Carol pulled me aside at her own block party.
She had a cup of lemonade in one hand and a very specific expression on her face — not angry, not amused, something in between that I have come to recognize as Carol-about-to-tell-me-something-I-need-to-hear.
"Eloise," she said, "can I ask you a question?"
"Sure."
"How long did the dip take?"
I had a sense this question wasn't really about timing.
"About an hour," I said. "Maybe a little more with the beet roasting."
She closed her eyes for a moment. Just briefly. Then she opened them and said, "You roasted beets. For a dip. For a block party."
"They were small beets," I said. "Roasted in forty minutes."
She set down her lemonade.
"You can't bring dip anymore," she said.
How I Got There
I should explain the beet hummus, because it deserves to be understood on its own terms before I explain why it was a mistake.
I had roasted beets — golden beets, which are sweeter — until they were tender and fragrant and a little caramelized around the edges. I had made hummus from scratch: chickpeas, tahini, lemon juice, garlic, olive oil, blended until smooth and then blended more because smooth isn't smooth until it's really smooth. I had combined the two. I had topped it with pomegranate arils, crispy chickpeas I'd fried in a skillet, and a drizzle of olive oil that I was embarrassed to admit cost seventeen dollars a bottle.
I was, genuinely, proud of it.
It was gorgeous. It was deep magenta-pink with the gold of the chickpeas on top and the ruby of the pomegranate seeds. It looked like something from a restaurant that has a wait list.

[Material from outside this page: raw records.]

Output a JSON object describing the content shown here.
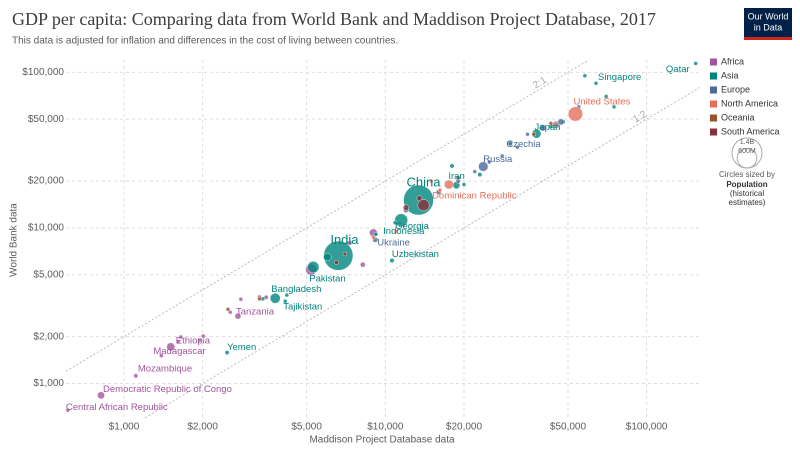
{
  "chart_data": {
    "type": "scatter",
    "title": "GDP per capita: Comparing data from World Bank and Maddison Project Database, 2017",
    "subtitle": "This data is adjusted for inflation and differences in the cost of living between countries.",
    "logo": [
      "Our World",
      "in Data"
    ],
    "x_label": "Maddison Project Database data",
    "y_label": "World Bank data",
    "log_x": true,
    "log_y": true,
    "grid": true,
    "legend": "right",
    "xlim": [
      600,
      160000
    ],
    "ylim": [
      600,
      120000
    ],
    "xticks": [
      {
        "value": 1000,
        "label": "$1,000"
      },
      {
        "value": 2000,
        "label": "$2,000"
      },
      {
        "value": 5000,
        "label": "$5,000"
      },
      {
        "value": 10000,
        "label": "$10,000"
      },
      {
        "value": 20000,
        "label": "$20,000"
      },
      {
        "value": 50000,
        "label": "$50,000"
      },
      {
        "value": 100000,
        "label": "$100,000"
      }
    ],
    "yticks": [
      {
        "value": 1000,
        "label": "$1,000"
      },
      {
        "value": 2000,
        "label": "$2,000"
      },
      {
        "value": 5000,
        "label": "$5,000"
      },
      {
        "value": 10000,
        "label": "$10,000"
      },
      {
        "value": 20000,
        "label": "$20,000"
      },
      {
        "value": 50000,
        "label": "$50,000"
      },
      {
        "value": 100000,
        "label": "$100,000"
      }
    ],
    "reference_lines": [
      {
        "ratio": 2,
        "label": "2:1"
      },
      {
        "ratio": 0.5,
        "label": "1:2"
      }
    ],
    "size_legend": {
      "title": "Circles sized by",
      "label": [
        "Population",
        "(historical",
        "estimates)"
      ],
      "circles": [
        {
          "value": 1400,
          "label": "1.4B"
        },
        {
          "value": 600,
          "label": "600M"
        }
      ]
    },
    "series": [
      {
        "name": "Africa",
        "color": "#a2559c",
        "labels": [
          "Ethiopia",
          "Madagascar",
          "Mozambique",
          "Democratic Republic of Congo",
          "Central African Republic",
          "Tanzania",
          null,
          null,
          null,
          null,
          null,
          null,
          null,
          null,
          null,
          null,
          null,
          null
        ],
        "x": [
          1510,
          1390,
          1110,
          817,
          610,
          2730,
          1610,
          1650,
          2010,
          2550,
          2800,
          3500,
          5200,
          8200,
          9000,
          7300,
          1950,
          3300
        ],
        "values": [
          1720,
          1510,
          1120,
          839,
          673,
          2710,
          1850,
          1990,
          2020,
          2870,
          3480,
          3580,
          5400,
          5800,
          9300,
          8000,
          1900,
          3600
        ],
        "sizes": [
          105,
          25,
          29,
          81,
          5,
          57,
          15,
          20,
          18,
          24,
          12,
          30,
          190,
          40,
          97,
          35,
          8,
          20
        ]
      },
      {
        "name": "Asia",
        "color": "#00847e",
        "labels": [
          "Qatar",
          "Singapore",
          "Japan",
          "Iran",
          "China",
          "Indonesia",
          "Georgia",
          "Uzbekistan",
          "India",
          "Pakistan",
          "Bangladesh",
          "Tajikistan",
          "Yemen",
          null,
          null,
          null,
          null,
          null,
          null,
          null,
          null,
          null,
          null,
          null,
          null,
          null
        ],
        "x": [
          154000,
          64000,
          37900,
          18700,
          13400,
          11500,
          10900,
          10600,
          6610,
          5300,
          3790,
          4140,
          2480,
          9200,
          18000,
          20000,
          23000,
          30000,
          43000,
          48000,
          70000,
          58000,
          4200,
          3400,
          75000,
          6000
        ],
        "values": [
          114000,
          85000,
          40300,
          18800,
          15100,
          11200,
          10800,
          6170,
          6630,
          5600,
          3530,
          3380,
          1580,
          9100,
          25000,
          19000,
          22000,
          35000,
          45000,
          48000,
          70000,
          95000,
          3700,
          3500,
          60000,
          6500
        ],
        "sizes": [
          3,
          6,
          127,
          81,
          1400,
          264,
          4,
          32,
          1340,
          208,
          160,
          9,
          28,
          10,
          30,
          20,
          30,
          50,
          10,
          5,
          4,
          1,
          20,
          15,
          10,
          95
        ]
      },
      {
        "name": "Europe",
        "color": "#4c6a9c",
        "labels": [
          "Czechia",
          "Russia",
          "Ukraine",
          null,
          null,
          null,
          null,
          null,
          null,
          null,
          null,
          null,
          null,
          null,
          null
        ],
        "x": [
          30100,
          23700,
          9150,
          25000,
          28000,
          32000,
          35000,
          40000,
          45000,
          47000,
          55000,
          12000,
          16000,
          19000,
          22000
        ],
        "values": [
          34800,
          24800,
          8390,
          26500,
          29000,
          33000,
          40000,
          44000,
          46000,
          48000,
          60000,
          13000,
          17000,
          20000,
          23000
        ],
        "sizes": [
          11,
          145,
          44,
          10,
          5,
          8,
          17,
          65,
          80,
          60,
          9,
          40,
          38,
          30,
          20
        ]
      },
      {
        "name": "North America",
        "color": "#e56e5a",
        "labels": [
          "United States",
          "Dominican Republic",
          null,
          null,
          null,
          null,
          null
        ],
        "x": [
          53400,
          16200,
          15000,
          11000,
          9000,
          45000,
          17500
        ],
        "values": [
          54000,
          17500,
          20000,
          9500,
          8700,
          46000,
          19000
        ],
        "sizes": [
          325,
          11,
          10,
          5,
          3,
          37,
          125
        ]
      },
      {
        "name": "Oceania",
        "color": "#9a5129",
        "labels": [
          null,
          null,
          null,
          null
        ],
        "x": [
          43000,
          37000,
          2500,
          3300
        ],
        "values": [
          47000,
          40000,
          3000,
          3500
        ],
        "sizes": [
          24,
          5,
          8,
          1
        ]
      },
      {
        "name": "South America",
        "color": "#883039",
        "labels": [
          null,
          null,
          null,
          null,
          null,
          null
        ],
        "x": [
          14000,
          13500,
          12000,
          7000,
          19000,
          6500
        ],
        "values": [
          14000,
          15500,
          13500,
          6800,
          21000,
          6000
        ],
        "sizes": [
          208,
          44,
          50,
          11,
          18,
          32
        ]
      }
    ]
  }
}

I carried it into Carol's backyard on a wooden board with pita triangles I had warmed in the oven and felt, I'll be honest, pretty good about myself.
This was my mistake.
What I Did Not Understand
I did not understand, until Carol explained it to me while people moved around us eating Carol's seven-layer dip from a magazine recipe, that a block party is a social contract.
"The point," Carol said, "is that everyone brings something reasonable. Seven-layer dip is reasonable. Store-bought guacamole is reasonable. Chips are reasonable. You bring something reasonable, you eat everyone else's reasonable thing, you talk to your neighbors, you go home."
"My dip is reasonable," I said.
"Eloise. You roasted beets."
I started to say something about how the beets were small and it only took forty minutes and the pomegranate seeds were a last-minute decision, not even planned, practically spontaneous. Carol held up one hand.
"Lisa," she said — Lisa is our neighbor two houses down, who I like very much — "went home last Easter and made a complicated version of the dish I brought because she felt like she should."
"Oh," I said.
"She spent her Sunday afternoon making a dish she didn't plan to make because she felt inadequate next to your dip at my Easter party."
I thought about Lisa.
"She didn't have to do that," I said.
"I know," Carol said. "But she felt like she did. Because you brought restaurant-quality beet hummus to a neighborhood event where everyone else brought normal food."
"My beet hummus is not restaurant quality," I said, on instinct.
Carol looked at me.
"Okay," I said. "It might be restaurant quality."
The Part She Said That I Have Thought About Many Times Since
"You're not bringing dip," Carol said. "You're bringing a statement about what dip can be. And some people want to hear that statement. But this is a block party, not a food competition, and nobody signed up to feel like their store-bought salsa is embarrassing."
She picked up her lemonade again.
"Bring cookies next time," she said. "Or chips. Or nothing. But not dip."
Then she went back to the party.
I stood there for a moment and then went and ate two servings of her seven-layer dip, which was made with canned beans and jarred salsa and store-bought guacamole and was, legitimately, delicious. The sour cream layer. The olive and green onion layer on top. The way the chips scooped all seven layers in one scoop.
There is nothing wrong with seven-layer dip. There is nothing improved by making it from scratch. Its entire appeal is that it is exactly what it is.
What I Bring Now
I bring cookies. I buy the fancy ones from the bakery on Main Street and put them on a plate and nobody has any feelings about them except good ones.
I still make the beet hummus sometimes, at home, for dinner, because I love it and it is genuinely delicious and my husband will eat it with pita while we watch television on a Wednesday.
But I don't bring it to things.
Carol's seven-layer dip appears at every neighborhood gathering. I look forward to it now. There is something about knowing exactly what a thing will taste like — about the reliability of canned beans and jarred salsa assembled in the same way every time — that I have come to appreciate.
Not every dish is better for having someone spend an hour on it. Some dishes are exactly as good as they need to be, and making them more complicated doesn't improve them; it just makes them into something different.
The beet hummus is a good dish. It is not a better block party dish than seven-layer dip. Those are two different measurements.
I needed Carol to explain the difference to me while holding a cup of lemonade in her backyard, with the quiet certainty of someone who has known me long enough to be honest.
I'm grateful for it. I brought cookies to the next thing and everybody was happy, and nobody went home and spent their Sunday afternoon making something they hadn't planned to make.